Commenting out certain terms was something that I hadn’t done yet. Doing this the error can fire at any point at which the pointer is used to access memory. I have tried switching to array notation (just grasping at straws) but the same error fires.

You are right about the OOB error though, as when run through cuda-memcheck, output is:

========= Invalid global read of size 4

========= at 0x00003398 in cudaTrackFeatures.cu:914:_cudaTrackFeatures_kernel

========= by thread (5,0,0) in block (6,0,0)

========= Address 0x20091f304 is out of bounds

=========

========= ERROR SUMMARY: 1 error

when I track this down it does also point to the return statement:

return ( (1-ax)*(1-ay) * *ptr + ax*(1-ay) * *(ptr+1) + (1-ax)*ay * *(ptr+(ncols)) + ax*ay * *(ptr+(ncols)+1) );

Have you checked that [font=“Courier New”]ax[/font] and [font=“Courier New”]ay[/font] are always between 0 and 1? The C language does not guarantee this for your example as the cast from float to int is not sufficiently specified.

It seems perfectly well defined unless it results in a value not presentable as an int. The C99 standard says:

6.3.1.4 Real floating and integer

1 When a finite value of real floating type is converted to an integer type other than _Bool,

  the fractional part is discarded (i.e., the value is truncated toward zero). If the value of

  the integral part cannot be represented by the integer type, the behavior is undefined.50)

In any event it doesn’t look like variables ax and ay enter into any addressing expressions. I am not familiar with “CUDA_EXCEPTION_1, Lane Illegal Address”, but I assume it is some sort of out-of-bounds access, meaning one would want to check the value of ptr, and the addressing expressions based on width and height. For example, is it guaranteed that (ptr+(width)+1) points to a location inside the image? Why is height passed to the function, it doesn’t appear to be used?

AFAIR the clarification of the rounding mode was only added in C99, which isn’t part of the C++ specification. I might be wrong though in that somewhere there is a similar clarification for C++ (I’m not a compiler guy). Anyway of course it seems unlikely that compilers implement different rounding modes for the same cast in C99 and C++ just to confuse people.
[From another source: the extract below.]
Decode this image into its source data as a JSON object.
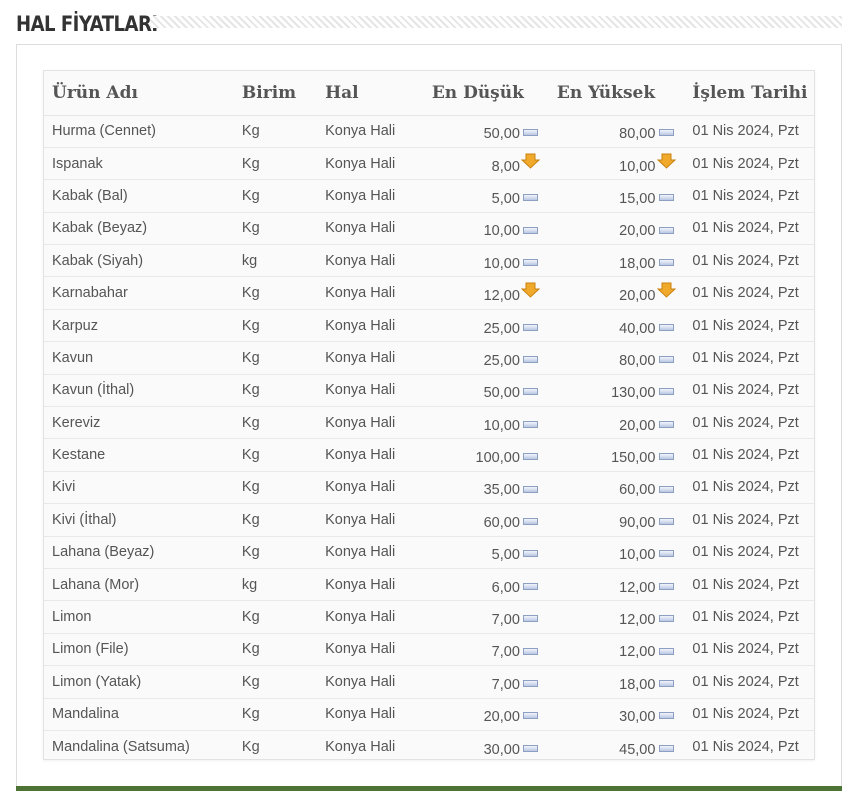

You’re correct that ax and ay are never used for array addressing, they are just coefficients in the interpolation. Height is used as a variable check in the full function, I removed a lot of the assertions and variable checks to keep the code snippet to a more manageable size. I have checks to ensure that ptr can’t reference further along the memory space than is available.

I’ll run variable checks again in the morning, as it has to be an OOB error of some kind, they are the only verbose errors that I have to go on. Can’t help feeling that I’m missing something with the race condition though, as the program is entirely deterministic the error should fire at every run, but it is still intermittent.

I’ll post an update as and when I make progress

Ta

Following up on the issue raised by tera (possible specification differences between C and C++ with regard to float->int conversion), the C++ standard does appear to be consistent with C99:

4.9 Floating-integral conversions [conv.fpint]
An rvalue of a floating point type can be converted to an rvalue of an integer type. The conversion trun-
cates; that is, the fractional part is discarded. The behavior is undefined if the truncated value cannot be
represented in the destination type. [Note: If the destination type is [font=“Courier New”]bool[/font], see 4.12. ]

I stand corrected. Thanks Norbert for following this up.